Whenever a new species arrived, "the commander-in-chief would forget the cares of the campaign and slip off to the pond to see the bird for himself". The anecdote, which Butt unearthed from a London newspaper, is one of many quirky titbits of information that spices his narrative. The words of a tourist brochure published by Gaza's municipality after the Oslo peace accords between Israel and the PLO in 1994 are among the most poignant in Butt's book. "History, beauty and warm hospitality: That's Gaza", proclaimed the brochure whose cover was illustrated by a montage of images: waves breaking on a sandy beach, a palm-lined boulevard and a mosque gateway.
It was a time of rare optimism for Gaza, which was meant to serve as the cornerstone of a future Palestinian state that would be linked by a motorway to the West Bank. "Like the Phoenix, symbol of Gaza, the city is born again from its ashes and is taking on a new lease of life," the brochure said. Israeli troops had redeployed within the territory, Yasser Arafat, the figurehead of the Palestinians' struggle for independence, had arrived amid scenes of tumultuous triumph to establish a headquarters there after decades in exile. An international airport was built where Bill Clinton touched down in 1998 in the first visit by an American president to an area under Palestinian control.

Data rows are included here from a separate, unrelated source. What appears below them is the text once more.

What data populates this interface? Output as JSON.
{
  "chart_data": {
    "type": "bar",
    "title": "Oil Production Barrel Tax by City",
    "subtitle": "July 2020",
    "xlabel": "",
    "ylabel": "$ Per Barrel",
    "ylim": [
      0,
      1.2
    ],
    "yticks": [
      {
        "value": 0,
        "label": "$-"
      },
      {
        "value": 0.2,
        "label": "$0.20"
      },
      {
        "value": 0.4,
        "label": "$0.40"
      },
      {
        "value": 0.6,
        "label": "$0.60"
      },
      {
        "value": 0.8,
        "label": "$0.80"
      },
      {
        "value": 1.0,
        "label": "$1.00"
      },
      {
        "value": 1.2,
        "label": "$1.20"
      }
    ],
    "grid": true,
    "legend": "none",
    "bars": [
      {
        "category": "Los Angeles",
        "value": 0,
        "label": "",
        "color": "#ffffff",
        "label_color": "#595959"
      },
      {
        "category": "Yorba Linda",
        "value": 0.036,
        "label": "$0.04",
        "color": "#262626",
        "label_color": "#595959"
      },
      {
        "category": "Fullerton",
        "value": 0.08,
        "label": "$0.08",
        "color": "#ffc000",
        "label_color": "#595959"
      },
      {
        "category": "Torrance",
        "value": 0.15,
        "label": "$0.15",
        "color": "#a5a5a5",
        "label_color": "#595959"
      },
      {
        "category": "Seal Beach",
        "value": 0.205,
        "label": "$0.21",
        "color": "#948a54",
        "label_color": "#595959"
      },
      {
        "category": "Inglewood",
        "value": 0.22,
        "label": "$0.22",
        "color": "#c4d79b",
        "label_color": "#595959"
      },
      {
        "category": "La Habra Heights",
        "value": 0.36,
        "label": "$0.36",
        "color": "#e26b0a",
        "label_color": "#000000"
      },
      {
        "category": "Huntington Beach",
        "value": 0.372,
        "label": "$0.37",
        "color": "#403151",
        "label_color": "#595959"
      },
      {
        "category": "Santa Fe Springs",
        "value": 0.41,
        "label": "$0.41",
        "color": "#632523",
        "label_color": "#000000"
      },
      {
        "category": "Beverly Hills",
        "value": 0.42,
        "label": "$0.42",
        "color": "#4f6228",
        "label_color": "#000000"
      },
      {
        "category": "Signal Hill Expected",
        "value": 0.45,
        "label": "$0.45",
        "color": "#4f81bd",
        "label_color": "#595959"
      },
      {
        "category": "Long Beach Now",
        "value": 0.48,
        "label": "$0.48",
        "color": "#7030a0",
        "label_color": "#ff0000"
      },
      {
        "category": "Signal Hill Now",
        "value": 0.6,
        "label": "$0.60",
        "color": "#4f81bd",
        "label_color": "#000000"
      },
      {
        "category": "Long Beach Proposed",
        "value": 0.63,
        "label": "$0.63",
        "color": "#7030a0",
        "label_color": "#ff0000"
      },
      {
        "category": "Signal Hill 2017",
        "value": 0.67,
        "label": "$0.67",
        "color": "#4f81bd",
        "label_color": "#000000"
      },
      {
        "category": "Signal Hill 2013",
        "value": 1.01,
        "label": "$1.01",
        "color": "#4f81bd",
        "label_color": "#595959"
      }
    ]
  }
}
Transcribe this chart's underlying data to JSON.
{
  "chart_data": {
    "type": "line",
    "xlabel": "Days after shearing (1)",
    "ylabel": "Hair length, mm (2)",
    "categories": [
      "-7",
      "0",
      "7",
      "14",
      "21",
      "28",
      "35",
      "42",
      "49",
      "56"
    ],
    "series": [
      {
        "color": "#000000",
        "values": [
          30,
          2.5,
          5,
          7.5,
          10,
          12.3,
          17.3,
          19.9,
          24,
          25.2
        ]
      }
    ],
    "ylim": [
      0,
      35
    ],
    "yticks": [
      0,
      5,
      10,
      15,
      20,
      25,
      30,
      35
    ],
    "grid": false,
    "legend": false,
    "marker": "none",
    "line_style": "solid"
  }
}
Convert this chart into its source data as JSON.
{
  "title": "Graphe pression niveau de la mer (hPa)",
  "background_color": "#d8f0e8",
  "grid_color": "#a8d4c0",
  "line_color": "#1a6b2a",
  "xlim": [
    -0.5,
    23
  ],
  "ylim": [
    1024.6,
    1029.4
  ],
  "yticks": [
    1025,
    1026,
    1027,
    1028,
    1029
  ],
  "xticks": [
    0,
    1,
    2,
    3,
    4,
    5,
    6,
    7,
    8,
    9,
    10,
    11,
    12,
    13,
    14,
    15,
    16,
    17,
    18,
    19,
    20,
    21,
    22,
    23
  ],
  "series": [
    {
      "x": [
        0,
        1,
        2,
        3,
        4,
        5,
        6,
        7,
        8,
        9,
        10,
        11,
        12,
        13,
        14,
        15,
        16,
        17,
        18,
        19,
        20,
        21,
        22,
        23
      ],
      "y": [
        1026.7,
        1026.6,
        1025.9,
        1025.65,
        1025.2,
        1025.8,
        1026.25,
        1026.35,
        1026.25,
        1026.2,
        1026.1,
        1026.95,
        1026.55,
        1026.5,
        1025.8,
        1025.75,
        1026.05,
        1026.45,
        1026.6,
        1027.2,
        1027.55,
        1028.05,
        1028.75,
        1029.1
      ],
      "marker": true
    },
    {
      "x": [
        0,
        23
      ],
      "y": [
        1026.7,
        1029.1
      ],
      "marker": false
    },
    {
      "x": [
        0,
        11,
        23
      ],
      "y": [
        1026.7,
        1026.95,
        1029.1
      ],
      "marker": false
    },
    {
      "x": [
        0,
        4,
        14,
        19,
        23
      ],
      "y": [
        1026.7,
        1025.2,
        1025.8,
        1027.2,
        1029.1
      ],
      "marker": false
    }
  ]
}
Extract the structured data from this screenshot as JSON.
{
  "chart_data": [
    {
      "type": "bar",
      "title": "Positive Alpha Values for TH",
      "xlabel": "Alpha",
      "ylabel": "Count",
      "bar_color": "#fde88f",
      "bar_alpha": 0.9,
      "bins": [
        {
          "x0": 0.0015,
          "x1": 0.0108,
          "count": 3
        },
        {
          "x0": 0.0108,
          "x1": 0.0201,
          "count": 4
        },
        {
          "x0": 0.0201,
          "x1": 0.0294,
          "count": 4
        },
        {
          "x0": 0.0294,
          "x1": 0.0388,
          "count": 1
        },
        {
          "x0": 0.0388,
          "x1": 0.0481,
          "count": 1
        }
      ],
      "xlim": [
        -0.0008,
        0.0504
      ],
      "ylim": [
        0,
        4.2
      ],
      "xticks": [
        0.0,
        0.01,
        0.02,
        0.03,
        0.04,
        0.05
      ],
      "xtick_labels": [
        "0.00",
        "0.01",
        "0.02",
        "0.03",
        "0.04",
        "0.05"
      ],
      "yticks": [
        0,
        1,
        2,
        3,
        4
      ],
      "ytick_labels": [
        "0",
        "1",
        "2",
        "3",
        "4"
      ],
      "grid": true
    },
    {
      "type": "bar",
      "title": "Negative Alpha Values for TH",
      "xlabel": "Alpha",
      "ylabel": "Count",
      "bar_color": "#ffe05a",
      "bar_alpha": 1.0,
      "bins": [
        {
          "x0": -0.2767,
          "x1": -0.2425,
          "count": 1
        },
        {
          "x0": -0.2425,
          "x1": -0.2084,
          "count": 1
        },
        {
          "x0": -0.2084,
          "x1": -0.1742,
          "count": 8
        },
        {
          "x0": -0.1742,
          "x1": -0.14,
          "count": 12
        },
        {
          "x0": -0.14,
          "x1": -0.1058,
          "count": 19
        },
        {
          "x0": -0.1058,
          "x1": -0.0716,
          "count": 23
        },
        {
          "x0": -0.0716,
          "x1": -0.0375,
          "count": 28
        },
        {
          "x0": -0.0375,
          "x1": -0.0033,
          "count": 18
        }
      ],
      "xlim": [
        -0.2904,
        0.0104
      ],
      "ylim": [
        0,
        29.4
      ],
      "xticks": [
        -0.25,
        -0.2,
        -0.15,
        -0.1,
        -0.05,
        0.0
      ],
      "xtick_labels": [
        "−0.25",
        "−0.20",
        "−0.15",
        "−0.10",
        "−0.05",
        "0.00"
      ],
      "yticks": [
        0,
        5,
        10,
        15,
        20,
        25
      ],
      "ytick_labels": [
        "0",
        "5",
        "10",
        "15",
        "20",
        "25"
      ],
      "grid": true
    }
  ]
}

The first edition of Life at the Crossroads was published during that time of hope in 1995. The relaunched edition, which has been thoroughly revised and updated, puts that period in its sad perspective. "Gaza in 1994, as in the many decades and centuries before, appeared to be serving as a crossroads - this time it was traversed by Palestinian people en route from a life in diaspora or under Israeli occupation towards statehood," Butt writes. "That, at least, was the dream."